Born in Debrecin, near Budapest in Hungary, Suszi Molnar is now Suzi Diamond, an Irish woman by adoption.

In April 1945, two year old Suzi Molnar and her elder brother Tibor (Terry) were found in Bergen-Belsen concentration camp by the British liberators. The Nazis had murdered almost all of their Hungarian Jewish family.

Suzi, Terry and three other children were rescued by a Dublin doctor Bob Collis. He used his influence with his friend Taoiseach Éamon de Valera to put pressure on a reluctant Department of Justice to allow the children come to Ireland. The Molinar children were subsequently adopted by a Jewish couple in Dublin.

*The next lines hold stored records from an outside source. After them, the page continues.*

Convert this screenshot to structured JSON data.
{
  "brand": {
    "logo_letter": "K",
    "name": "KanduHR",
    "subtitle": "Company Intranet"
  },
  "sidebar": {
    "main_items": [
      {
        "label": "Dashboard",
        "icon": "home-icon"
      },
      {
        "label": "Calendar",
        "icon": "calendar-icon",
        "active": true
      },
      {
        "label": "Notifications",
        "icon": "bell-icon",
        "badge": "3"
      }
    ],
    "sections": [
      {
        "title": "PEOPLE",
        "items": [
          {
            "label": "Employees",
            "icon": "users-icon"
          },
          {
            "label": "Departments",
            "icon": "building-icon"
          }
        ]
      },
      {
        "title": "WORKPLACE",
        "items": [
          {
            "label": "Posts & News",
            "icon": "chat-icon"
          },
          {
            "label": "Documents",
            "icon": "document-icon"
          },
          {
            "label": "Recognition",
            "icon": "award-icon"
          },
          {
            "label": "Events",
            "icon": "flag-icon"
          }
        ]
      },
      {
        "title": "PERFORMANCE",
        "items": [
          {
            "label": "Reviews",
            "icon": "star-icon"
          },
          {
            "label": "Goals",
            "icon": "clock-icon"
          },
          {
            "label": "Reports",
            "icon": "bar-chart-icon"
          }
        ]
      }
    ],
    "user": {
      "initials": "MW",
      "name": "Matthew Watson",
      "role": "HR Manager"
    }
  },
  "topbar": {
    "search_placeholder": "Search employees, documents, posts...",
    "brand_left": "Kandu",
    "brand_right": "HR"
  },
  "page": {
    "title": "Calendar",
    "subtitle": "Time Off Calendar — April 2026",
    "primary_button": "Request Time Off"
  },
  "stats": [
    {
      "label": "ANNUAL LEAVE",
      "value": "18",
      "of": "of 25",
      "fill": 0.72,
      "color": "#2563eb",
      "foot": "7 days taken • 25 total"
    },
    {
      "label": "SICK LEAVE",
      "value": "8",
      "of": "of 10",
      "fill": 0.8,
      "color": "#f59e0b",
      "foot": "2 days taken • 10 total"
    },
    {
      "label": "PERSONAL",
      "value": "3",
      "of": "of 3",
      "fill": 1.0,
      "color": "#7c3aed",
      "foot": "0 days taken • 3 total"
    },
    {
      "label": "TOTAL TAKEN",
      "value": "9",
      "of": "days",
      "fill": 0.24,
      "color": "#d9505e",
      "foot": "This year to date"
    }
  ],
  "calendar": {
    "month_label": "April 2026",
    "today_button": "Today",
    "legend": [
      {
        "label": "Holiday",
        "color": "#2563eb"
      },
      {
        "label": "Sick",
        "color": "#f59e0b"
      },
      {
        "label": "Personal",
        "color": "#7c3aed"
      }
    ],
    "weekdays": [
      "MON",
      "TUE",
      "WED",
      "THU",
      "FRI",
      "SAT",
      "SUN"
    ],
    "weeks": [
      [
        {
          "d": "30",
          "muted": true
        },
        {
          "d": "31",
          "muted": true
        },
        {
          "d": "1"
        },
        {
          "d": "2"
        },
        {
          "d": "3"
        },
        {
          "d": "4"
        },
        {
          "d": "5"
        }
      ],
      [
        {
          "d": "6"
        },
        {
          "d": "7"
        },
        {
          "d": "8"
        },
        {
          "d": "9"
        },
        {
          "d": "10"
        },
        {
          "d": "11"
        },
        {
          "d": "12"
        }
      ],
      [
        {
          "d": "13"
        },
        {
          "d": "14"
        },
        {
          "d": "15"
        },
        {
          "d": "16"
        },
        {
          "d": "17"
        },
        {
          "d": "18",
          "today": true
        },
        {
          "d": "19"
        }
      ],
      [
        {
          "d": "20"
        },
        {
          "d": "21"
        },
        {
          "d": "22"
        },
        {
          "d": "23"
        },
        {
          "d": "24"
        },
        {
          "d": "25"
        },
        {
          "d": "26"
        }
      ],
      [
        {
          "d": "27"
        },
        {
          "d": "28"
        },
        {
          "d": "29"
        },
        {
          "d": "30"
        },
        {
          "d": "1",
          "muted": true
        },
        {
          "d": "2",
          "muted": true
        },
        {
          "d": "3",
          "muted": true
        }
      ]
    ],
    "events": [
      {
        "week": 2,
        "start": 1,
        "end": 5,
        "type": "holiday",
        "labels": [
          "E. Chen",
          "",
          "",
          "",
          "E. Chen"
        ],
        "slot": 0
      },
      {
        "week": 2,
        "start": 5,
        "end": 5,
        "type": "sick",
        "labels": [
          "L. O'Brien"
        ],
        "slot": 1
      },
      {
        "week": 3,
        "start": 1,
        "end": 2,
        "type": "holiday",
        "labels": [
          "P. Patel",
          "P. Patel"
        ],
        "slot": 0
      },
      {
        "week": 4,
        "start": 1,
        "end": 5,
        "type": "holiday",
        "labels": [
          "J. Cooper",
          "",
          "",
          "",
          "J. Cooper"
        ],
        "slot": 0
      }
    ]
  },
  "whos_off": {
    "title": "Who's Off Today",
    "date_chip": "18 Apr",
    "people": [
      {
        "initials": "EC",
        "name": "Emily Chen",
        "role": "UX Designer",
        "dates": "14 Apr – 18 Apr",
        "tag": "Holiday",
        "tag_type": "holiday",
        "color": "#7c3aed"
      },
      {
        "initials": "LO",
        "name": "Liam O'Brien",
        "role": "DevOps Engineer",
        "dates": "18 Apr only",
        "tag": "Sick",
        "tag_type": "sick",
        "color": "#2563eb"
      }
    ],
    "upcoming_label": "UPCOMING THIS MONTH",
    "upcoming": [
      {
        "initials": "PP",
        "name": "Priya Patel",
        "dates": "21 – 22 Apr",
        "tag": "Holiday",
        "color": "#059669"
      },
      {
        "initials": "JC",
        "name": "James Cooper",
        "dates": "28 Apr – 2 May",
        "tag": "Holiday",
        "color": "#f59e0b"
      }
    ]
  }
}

Suzi Diamond is grateful but well aware,

We were only, got in with the skin of our teeth really.

Professor of History at University College Cork Dermot Keogh explains,

The numbers that came in were very small and the resistance from within the Department of Justice to the admission of Jewish refugees in particular was consistent and persistent.

At one point Éamon de Valera promised to take ten thousand Jewish refugees but in reality only hundreds came to Ireland, many passing through on their way to better lives elsewhere.

Sixty years on, Suzi Diamond does not see much difference in how refugees are treated by the Department of Justice,

Things haven't changed very much today, they’re still not really allowing people to come in.

She considers the ethnic cleansing seen in Bosnia and Rwanda akin to the Holocaust, albeit on a much smaller scale.

An RTÉ News report broadcast on 26 January 2003. The reporter is Joe Little.